Chief Minister Arvind Kejriwal, who is also the Delhi Jal Board chairman, said that he was monitoring the situation closely and has directed the DJB to ensure "no part of Delhi goes dry, even if it means diverting water from other plants to Wazirabad".
"High ammonia levels due to industrial waste being dumped into the Yamuna at Panipat has forced Chandrawal and Wazirabad Water Treatment Plants to stop operations," the chief minister tweeted.
He said the Haryana government has given the assurance that it would release additional water in the river soon to dilute the ammonia concentration.
The DJB, in a statement, said discharge of high level of pollutants in the Yamuna in Haryana impacted operations at Wazirabad, Chandrawal and Okhla water treatment plants.

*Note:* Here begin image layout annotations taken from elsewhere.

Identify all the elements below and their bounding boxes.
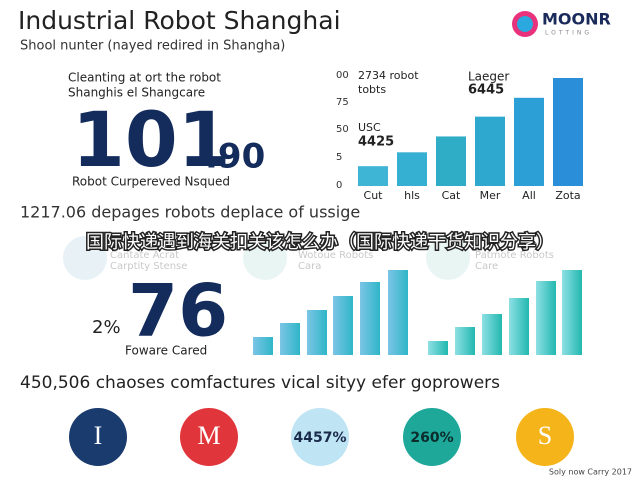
- faded-text: Cara: [298, 261, 321, 272]
- y-tick-label: 75: [336, 97, 349, 108]
- y-tick-label: 50: [336, 124, 349, 135]
- subtitle: Shool nunter (nayed redired in Shangha): [20, 39, 285, 54]
- logo-icon: [517, 16, 533, 32]
- circle-label: S: [538, 421, 552, 450]
- logo-sub: LOTTING: [545, 30, 592, 37]
- overlay-text: 国际快递遇到海关扣关该怎么办（国际快递干货知识分享）: [86, 232, 554, 253]
- bar: [360, 282, 380, 355]
- bottom-heading: 450,506 chaoses comfactures vical sityy …: [20, 373, 500, 393]
- bar: [397, 152, 427, 186]
- faded-text: Wotoue Robots: [298, 250, 373, 261]
- y-tick-label: 0: [336, 180, 342, 191]
- faded-icon: [63, 236, 107, 280]
- caption: Robot Curpereved Nsqued: [72, 175, 230, 189]
- y-tick-label: 5: [336, 152, 342, 163]
- annotation: 2734 robot: [358, 69, 419, 82]
- circle-label: I: [94, 421, 103, 450]
- faded-text: Care: [475, 261, 498, 272]
- circle-icon: [291, 408, 349, 466]
- annotation: USC: [358, 121, 381, 134]
- stat-line: Cleanting at ort the robot: [68, 71, 221, 85]
- circle-label: M: [197, 421, 220, 450]
- faded-text: Cantate Acrat: [110, 250, 179, 261]
- annotation: 4425: [358, 135, 394, 150]
- annotation: Laeger: [468, 70, 509, 84]
- circle-icon: [69, 408, 127, 466]
- faded-text: Patmote Robots: [475, 250, 554, 261]
- x-tick-label: hls: [404, 189, 420, 202]
- circle-icon: [516, 408, 574, 466]
- prefix: 2%: [92, 317, 121, 338]
- circle-icon: [180, 408, 238, 466]
- faded-text: Carptity Stense: [110, 261, 187, 272]
- stat-line: Shanghis el Shangcare: [68, 86, 205, 100]
- x-tick-label: Cat: [442, 189, 461, 202]
- faded-icon: [426, 236, 470, 280]
- big-number: 101: [72, 95, 231, 184]
- x-tick-label: Cut: [364, 189, 384, 202]
- circle-label: 4457%: [294, 430, 347, 446]
- logo: MOONR: [542, 10, 611, 29]
- circle-label: 260%: [410, 430, 453, 446]
- x-tick-label: Zota: [555, 189, 580, 202]
- x-tick-label: All: [522, 189, 536, 202]
- bar-group: [253, 270, 408, 355]
- title: Industrial Robot Shanghai: [18, 6, 341, 35]
- bar: [562, 270, 582, 355]
- bar: [482, 314, 502, 355]
- big-number: 76: [128, 269, 228, 353]
- big-suffix: .90: [205, 137, 265, 177]
- bar: [475, 116, 505, 186]
- row-heading: 1217.06 depages robots deplace of ussige: [20, 203, 360, 222]
- annotation: 6445: [468, 83, 504, 98]
- bar: [536, 281, 556, 355]
- faded-icon: [243, 236, 287, 280]
- footer: Soly now Carry 2017: [549, 468, 632, 477]
- bar: [388, 270, 408, 355]
- bar-group: [428, 270, 582, 355]
- bar: [509, 298, 529, 355]
- bar: [358, 166, 388, 186]
- y-tick-label: 00: [336, 70, 349, 81]
- bar: [455, 327, 475, 355]
- bar: [436, 136, 466, 186]
- caption: Foware Cared: [125, 344, 207, 358]
- bar: [553, 77, 583, 186]
- bar: [333, 296, 353, 355]
- x-tick-label: Mer: [480, 189, 501, 202]
- bar: [307, 310, 327, 355]
- circle-icon: [403, 408, 461, 466]
- annotation: tobts: [358, 83, 386, 96]
- bar: [428, 341, 448, 355]
- bar: [253, 337, 273, 355]
- bar: [280, 323, 300, 355]
- bar: [514, 97, 544, 186]
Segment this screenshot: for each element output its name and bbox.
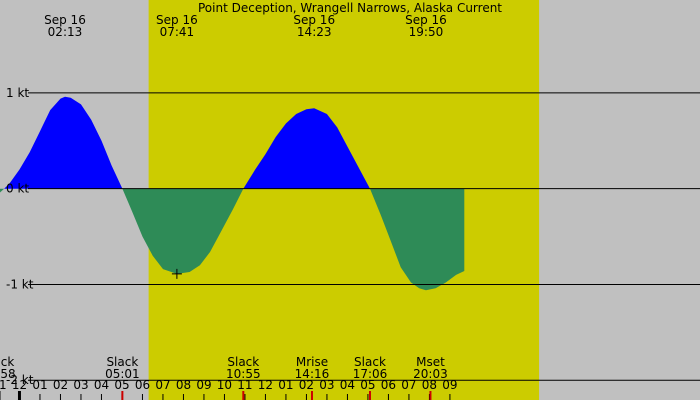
hour-label-9: 08 <box>176 378 191 392</box>
current-marker <box>171 268 182 279</box>
peak-date-2: Sep 16 <box>293 13 335 27</box>
peak-date-0: Sep 16 <box>44 13 86 27</box>
speed-gridlines <box>28 92 700 381</box>
hour-label-0: 11 <box>0 378 7 392</box>
hour-label-4: 03 <box>73 378 88 392</box>
hour-label-8: 07 <box>155 378 170 392</box>
hour-label-1: 12 <box>12 378 27 392</box>
event-time-1: 05:01 <box>105 367 140 381</box>
hour-label-14: 01 <box>278 378 293 392</box>
peak-time-0: 02:13 <box>48 25 83 39</box>
y-tick-labels: 1 kt 0 kt -1 kt -2 kt <box>6 86 34 387</box>
y-tick-label-1: 0 kt <box>6 182 29 196</box>
event-time-2: 10:55 <box>226 367 261 381</box>
peak-date-1: Sep 16 <box>156 13 198 27</box>
hour-label-7: 06 <box>135 378 150 392</box>
flood-area-3 <box>243 108 370 189</box>
event-label-2: Slack <box>227 355 259 369</box>
marker-cross <box>171 268 182 279</box>
event-time-5: 20:03 <box>413 367 448 381</box>
hour-label-10: 09 <box>196 378 211 392</box>
event-time-0: 22:58 <box>0 367 16 381</box>
event-label-1: Slack <box>106 355 138 369</box>
hour-label-15: 02 <box>299 378 314 392</box>
hour-label-13: 12 <box>258 378 273 392</box>
y-tick-label-0: 1 kt <box>6 86 29 100</box>
hour-label-19: 06 <box>381 378 396 392</box>
event-time-4: 17:06 <box>353 367 388 381</box>
flood-area-1 <box>4 96 123 189</box>
event-labels: Slack22:58Slack05:01Slack10:55Mrise14:16… <box>0 355 448 381</box>
ebb-area-2 <box>122 188 244 274</box>
event-label-0: Slack <box>0 355 14 369</box>
hour-label-11: 10 <box>217 378 232 392</box>
ebb-area-4 <box>370 188 465 291</box>
hour-label-12: 11 <box>237 378 252 392</box>
peak-time-1: 07:41 <box>160 25 195 39</box>
hour-label-6: 05 <box>114 378 129 392</box>
hour-label-18: 05 <box>360 378 375 392</box>
hour-label-16: 03 <box>319 378 334 392</box>
hour-label-3: 02 <box>53 378 68 392</box>
hour-label-2: 01 <box>32 378 47 392</box>
chart-title: Point Deception, Wrangell Narrows, Alask… <box>198 1 502 15</box>
ebb-area-0 <box>0 188 5 193</box>
hour-label-5: 04 <box>94 378 109 392</box>
event-label-5: Mset <box>416 355 445 369</box>
peak-time-3: 19:50 <box>409 25 444 39</box>
hour-axis: 11 12 01 02 03 04 05 06 07 08 09 10 11 12 01 02 03 04 05 06… <box>0 378 458 400</box>
y-tick-label-2: -1 kt <box>6 277 34 291</box>
peak-time-2: 14:23 <box>297 25 332 39</box>
hour-label-22: 09 <box>442 378 457 392</box>
event-time-3: 14:16 <box>295 367 330 381</box>
event-label-3: Mrise <box>296 355 328 369</box>
hour-label-20: 07 <box>401 378 416 392</box>
y-tick-label-3: -2 kt <box>6 373 34 387</box>
hour-label-17: 04 <box>340 378 355 392</box>
event-label-4: Slack <box>354 355 386 369</box>
current-curve <box>0 96 465 291</box>
hour-label-21: 08 <box>422 378 437 392</box>
peak-date-3: Sep 16 <box>405 13 447 27</box>
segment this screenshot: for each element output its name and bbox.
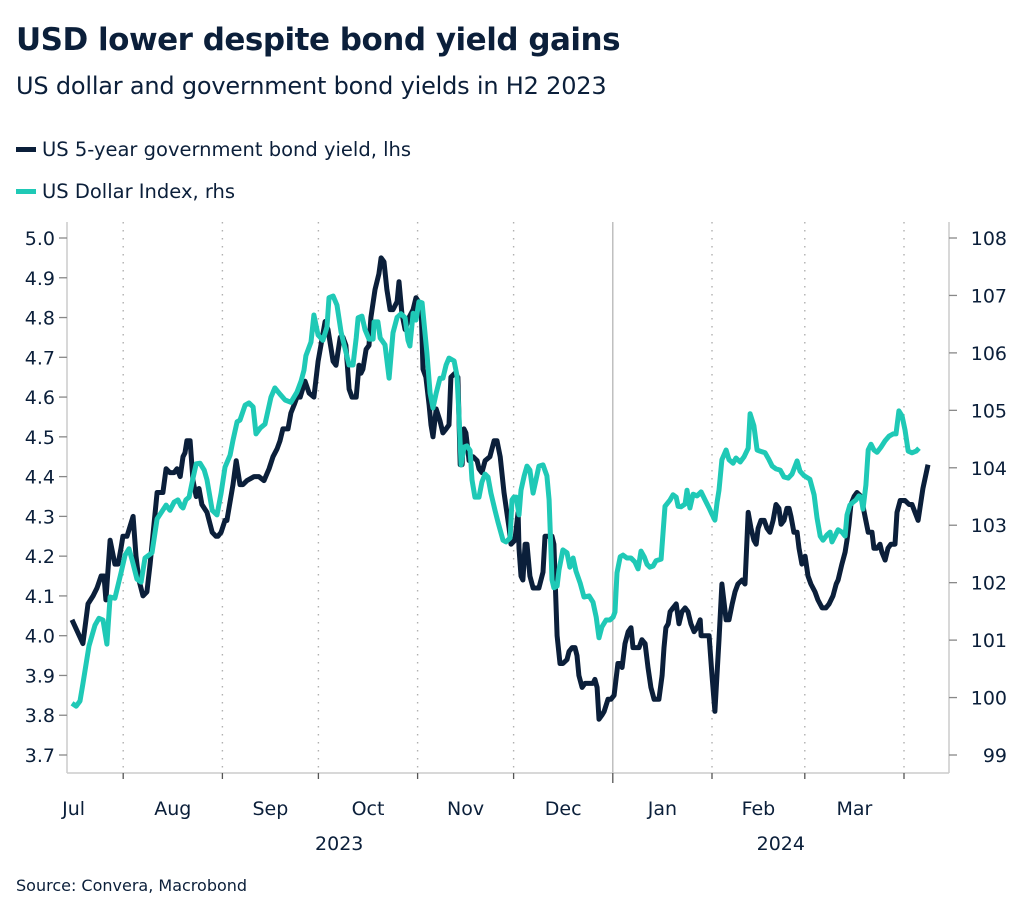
bond-yield-line	[69, 255, 931, 722]
left-y-tick-label: 4.9	[25, 268, 55, 290]
left-y-tick-label: 4.8	[25, 308, 55, 330]
left-y-tick-label: 4.6	[25, 387, 55, 409]
x-month-label: Nov	[447, 798, 484, 820]
right-y-tick-label: 108	[971, 228, 1007, 250]
right-y-tick-label: 104	[971, 458, 1007, 480]
right-y-tick-label: 100	[971, 688, 1007, 710]
left-y-tick-label: 4.3	[25, 506, 55, 528]
legend-label-dollar-index: US Dollar Index, rhs	[42, 179, 236, 203]
x-axis: Jul Aug Sep Oct Nov Dec Jan Feb Mar 2023 2024	[61, 773, 905, 855]
right-y-tick-label: 103	[971, 515, 1007, 537]
legend: US 5-year government bond yield, lhs US …	[16, 128, 411, 212]
left-y-tick-label: 4.5	[25, 427, 55, 449]
left-y-tick-label: 3.7	[25, 745, 55, 767]
left-y-tick-label: 4.7	[25, 347, 55, 369]
right-y-tick-label: 107	[971, 285, 1007, 307]
x-month-label: Dec	[545, 798, 582, 820]
right-y-tick-label: 105	[971, 400, 1007, 422]
left-y-tick-label: 3.8	[25, 705, 55, 727]
left-y-tick-label: 4.1	[25, 586, 55, 608]
legend-item-bond-yield: US 5-year government bond yield, lhs	[16, 128, 411, 170]
right-y-tick-label: 99	[983, 745, 1007, 767]
plot-frame	[66, 222, 950, 774]
source-note: Source: Convera, Macrobond	[16, 876, 248, 895]
x-year-label: 2023	[315, 833, 363, 855]
left-y-tick-label: 5.0	[25, 228, 55, 250]
legend-item-dollar-index: US Dollar Index, rhs	[16, 170, 411, 212]
gridlines	[122, 222, 905, 773]
left-y-tick-label: 4.2	[25, 546, 55, 568]
x-month-label: Jul	[61, 798, 85, 820]
legend-swatch-bond-yield	[16, 146, 36, 152]
x-month-label: Feb	[742, 798, 776, 820]
left-y-tick-label: 3.9	[25, 665, 55, 687]
left-y-tick-label: 4.0	[25, 626, 55, 648]
x-month-label: Sep	[252, 798, 288, 820]
right-y-tick-label: 106	[971, 343, 1007, 365]
right-y-axis: 108 107 106 105 104 103 102 101 100 99	[949, 228, 1007, 767]
series-lines	[69, 255, 931, 722]
dollar-index-line	[70, 293, 921, 709]
x-month-label: Mar	[836, 798, 872, 820]
left-y-tick-label: 4.4	[25, 467, 55, 489]
left-y-axis: 5.0 4.9 4.8 4.7 4.6 4.5 4.4 4.3 4.2 4.1 4.0 3.9 3.8 3…	[25, 228, 67, 767]
x-month-label: Aug	[154, 798, 191, 820]
chart-title: USD lower despite bond yield gains	[16, 22, 621, 58]
x-month-label: Jan	[647, 798, 677, 820]
x-month-label: Oct	[352, 798, 385, 820]
right-y-tick-label: 101	[971, 630, 1007, 652]
legend-swatch-dollar-index	[16, 188, 36, 194]
x-year-label: 2024	[757, 833, 805, 855]
chart-subtitle: US dollar and government bond yields in …	[16, 72, 607, 100]
right-y-tick-label: 102	[971, 573, 1007, 595]
legend-label-bond-yield: US 5-year government bond yield, lhs	[42, 137, 412, 161]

The ammonia level in the Yamuna increased to 3.2 mg/litre on Monday morning.
As a result of continuous efforts to rationalize water supply, all three water treatment plants in Wazirabad are running at their full capacity and the ammonia level in Yamuna has decreased to 1.6 mg/l, the DJB said.
Water will be available at low pressure for a few more days, or till the situation becomes completely normal. The affected areas include parts of Northeast Delhi, West Delhi, North Delhi, Central Delhi, South Delhi, including Delhi Cantt, and New Delhi Municipal Council areas.
"The public is advised to make judicious use of water tankers," the DJB said.